In some cases, frontline technical support encounters an issue it just doesn’t have the resources to solve. In a recent case, a large, multinational electronics manufacturing customer called in with NetBackup problems. A number of its backup processes had stalled, leaving running backups unfinished and new backups unable to start. The two environments affected were extensive—literally thousands of backup jobs executing across the enterprise through more than a dozen media servers. The affected backup jobs did not appear to hang at any particular point in the process nor were the same jobs affected every time. After collecting data, frontline support escalated the issue to the backline support team.

Hung processes

Debbie, a Symantec NetBackup support specialist, took the lead in tracking down the intermittent stalled backups. One of the first things that caught her attention was the customer’s use of numerous scripts tracking media allocations on several of their servers, but Debbie did not see a consistent pattern that isolated the hangs to one particular server or job. “Frontline support did an excellent job collecting data, though,” says Debbie. “By running PSTACK to trace running processes, they captured all the needed thread data.” Debbie sent the PSTACK thread results to engineering, and the fault was quickly isolated.
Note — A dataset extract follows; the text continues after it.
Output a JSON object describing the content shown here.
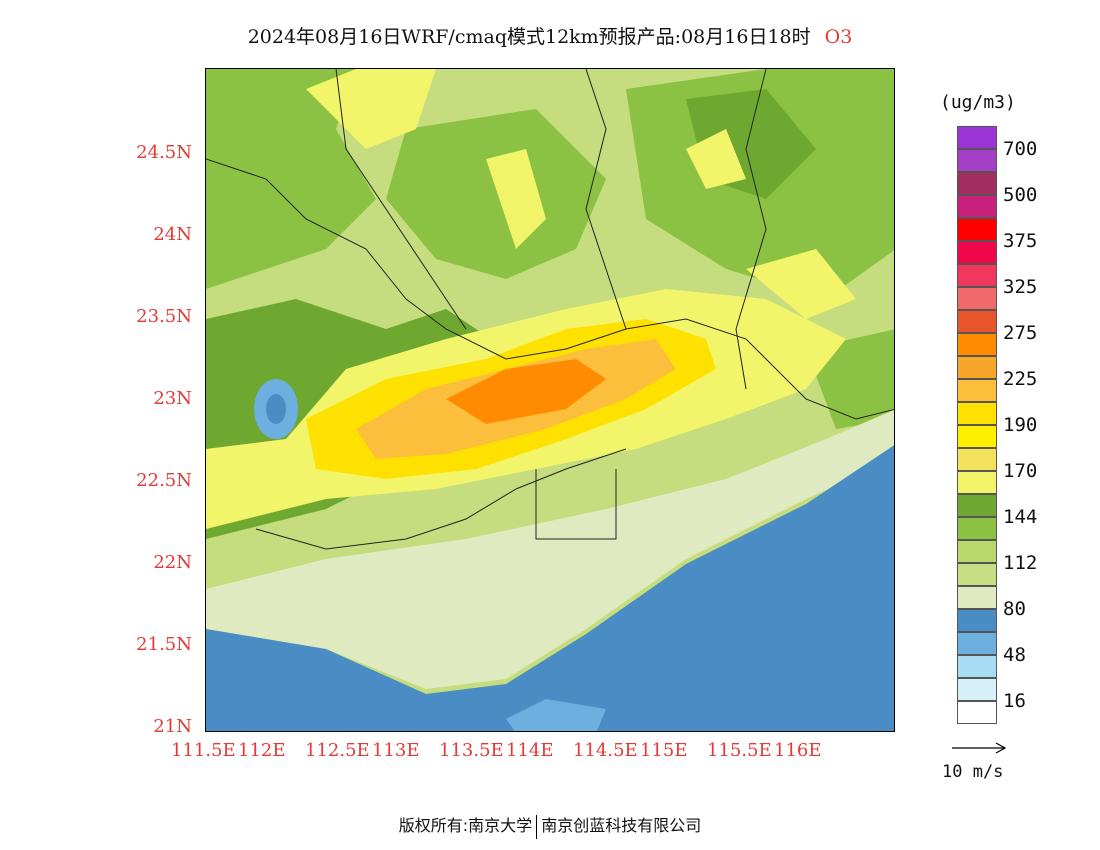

“Some of the NBRB processes were definitely hung,” recalls Debbie. “You would expect these processes to be actively processing, but a number of them were inactive for over an hour.” Debbie compiled the data and her notes on the case and forwarded it all to the engineering support team. Engineering suspected that the large number of commands being run by the customer scripts was causing the NBRB Process to encounter a thread deadlock condition, causing the application hang.

To Debbie’s delight, engineering developed new code within hours.
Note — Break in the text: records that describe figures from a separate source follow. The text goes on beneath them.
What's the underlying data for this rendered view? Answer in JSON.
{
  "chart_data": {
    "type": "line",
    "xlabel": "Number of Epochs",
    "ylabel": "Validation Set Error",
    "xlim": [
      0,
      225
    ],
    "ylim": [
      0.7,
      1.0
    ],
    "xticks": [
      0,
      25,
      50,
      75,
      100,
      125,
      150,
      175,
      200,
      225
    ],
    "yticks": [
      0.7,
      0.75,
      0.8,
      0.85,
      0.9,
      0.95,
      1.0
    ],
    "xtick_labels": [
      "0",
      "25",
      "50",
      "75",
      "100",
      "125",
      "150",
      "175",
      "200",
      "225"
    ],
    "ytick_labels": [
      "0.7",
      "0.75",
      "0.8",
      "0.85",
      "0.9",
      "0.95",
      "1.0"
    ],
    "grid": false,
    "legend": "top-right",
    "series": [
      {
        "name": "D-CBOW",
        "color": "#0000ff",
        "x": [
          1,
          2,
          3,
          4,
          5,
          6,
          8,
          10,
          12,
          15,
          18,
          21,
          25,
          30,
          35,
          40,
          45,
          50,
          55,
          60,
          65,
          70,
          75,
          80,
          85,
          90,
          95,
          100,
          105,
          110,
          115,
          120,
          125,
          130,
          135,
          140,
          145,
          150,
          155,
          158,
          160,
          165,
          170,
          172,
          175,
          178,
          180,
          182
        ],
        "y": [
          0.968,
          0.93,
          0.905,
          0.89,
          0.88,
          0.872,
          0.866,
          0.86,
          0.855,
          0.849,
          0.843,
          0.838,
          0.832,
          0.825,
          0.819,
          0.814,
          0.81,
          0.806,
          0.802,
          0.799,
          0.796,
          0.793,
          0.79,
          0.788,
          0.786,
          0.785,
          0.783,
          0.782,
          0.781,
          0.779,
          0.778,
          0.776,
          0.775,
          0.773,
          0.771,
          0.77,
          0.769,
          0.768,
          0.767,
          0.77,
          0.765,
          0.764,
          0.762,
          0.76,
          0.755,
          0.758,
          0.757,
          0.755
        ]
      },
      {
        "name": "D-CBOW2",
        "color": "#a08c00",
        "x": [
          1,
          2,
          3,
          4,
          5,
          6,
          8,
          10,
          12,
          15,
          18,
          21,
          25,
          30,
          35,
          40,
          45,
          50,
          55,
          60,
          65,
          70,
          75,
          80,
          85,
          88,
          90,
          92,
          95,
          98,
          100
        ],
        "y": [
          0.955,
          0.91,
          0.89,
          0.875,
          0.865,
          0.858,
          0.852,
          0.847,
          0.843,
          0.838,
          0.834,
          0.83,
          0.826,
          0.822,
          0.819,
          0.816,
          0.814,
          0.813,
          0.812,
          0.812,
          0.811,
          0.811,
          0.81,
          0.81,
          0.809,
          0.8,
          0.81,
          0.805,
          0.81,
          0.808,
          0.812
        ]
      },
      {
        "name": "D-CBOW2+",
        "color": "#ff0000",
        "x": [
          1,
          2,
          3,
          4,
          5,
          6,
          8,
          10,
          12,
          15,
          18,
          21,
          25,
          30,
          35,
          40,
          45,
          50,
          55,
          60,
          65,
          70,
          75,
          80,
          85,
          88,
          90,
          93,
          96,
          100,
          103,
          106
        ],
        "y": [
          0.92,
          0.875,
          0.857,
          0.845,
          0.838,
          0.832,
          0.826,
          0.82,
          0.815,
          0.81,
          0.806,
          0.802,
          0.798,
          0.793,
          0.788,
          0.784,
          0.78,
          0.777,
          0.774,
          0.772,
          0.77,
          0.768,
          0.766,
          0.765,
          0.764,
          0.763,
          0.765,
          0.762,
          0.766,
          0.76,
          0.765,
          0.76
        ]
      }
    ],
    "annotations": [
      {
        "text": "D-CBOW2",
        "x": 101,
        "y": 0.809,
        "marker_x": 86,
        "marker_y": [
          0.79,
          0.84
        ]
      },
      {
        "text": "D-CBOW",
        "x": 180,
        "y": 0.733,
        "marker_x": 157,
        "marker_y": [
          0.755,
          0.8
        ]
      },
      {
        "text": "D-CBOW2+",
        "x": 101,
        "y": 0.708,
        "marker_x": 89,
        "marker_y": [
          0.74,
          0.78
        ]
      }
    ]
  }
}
“This was an extraordinarily fast development of new binary code,” explains Debbie.”Only six hours after I passed the information to engineering, they delivered new code to our test labs.” Debbie set up the test bed and ran the binary under configurations and circumstances similar to the customer site, overloading the test servers with a like number of commands that had been triggering the condition. She found that the new binary code worked in the lab. An initial install on a single customer server worked as well. After applying the fix to their affected master servers, the customer was able to run without fear of an application hang, which allowed them to protect the data of thousands of its employees.

Fast resolution
“It worked,” Debbie says. No NBRB processes or backup jobs hung after the patch was installed, and data backup across the enterprise continued successfully.
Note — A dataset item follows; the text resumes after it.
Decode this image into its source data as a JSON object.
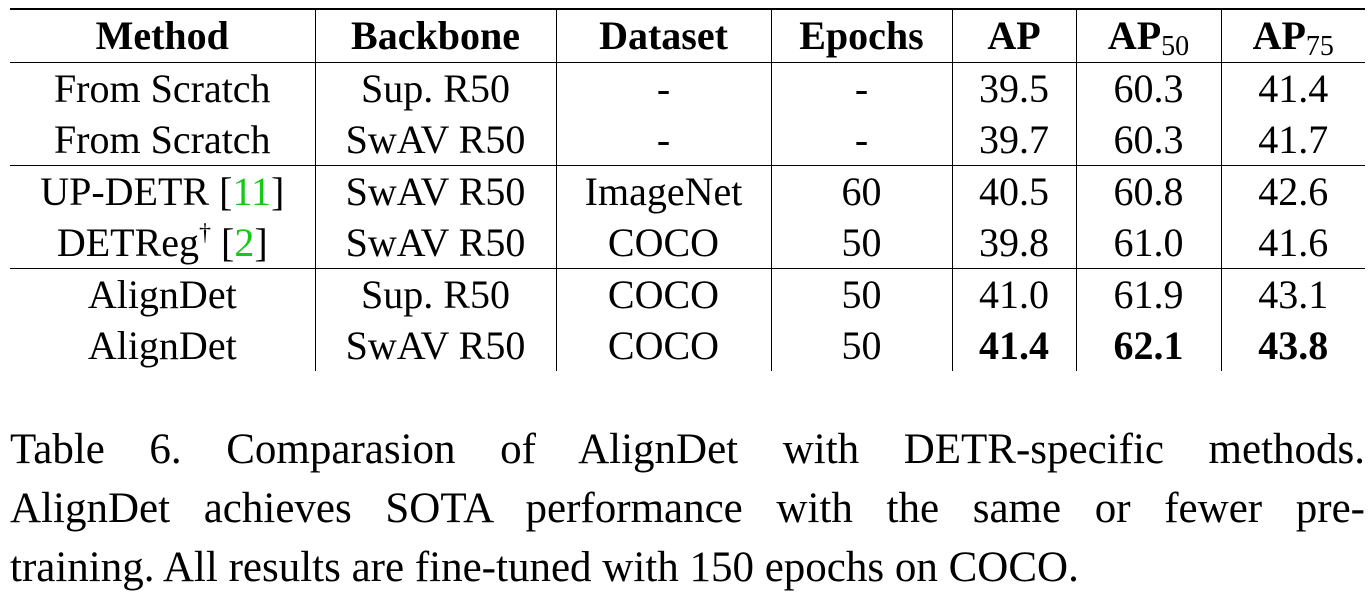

The entire process—from the hand-off by the frontline support staff to the installation of new binary code—took just two days. “We are lucky to have the engineers we do,” says Debbie. There is no denying engineering did a tremendous job, yet every step in the amazingly fast resolution depended on teamwork. Frontline knew when it needed to escalate, and they provided the right set of data to the backline team so that the issue could be escalated quickly to the engineering Customer Focus Team (CFT).

Debbie’s examination of the resource traces before the handoff to engineering gave them a head start, and her thorough testing of the new code in the lab enabled the customer to install the patch with confidence. “The customer was extremely pleased,” Debbie remembers. “All backup systems were working again.”

After this case was resolved, technical support was contacted by another customer with the same backup-locking problem. Due to the great collaboration and teamwork between Debbie, frontline support, and engineering, this customer and perhaps many others now have a quick fix for stalled backups.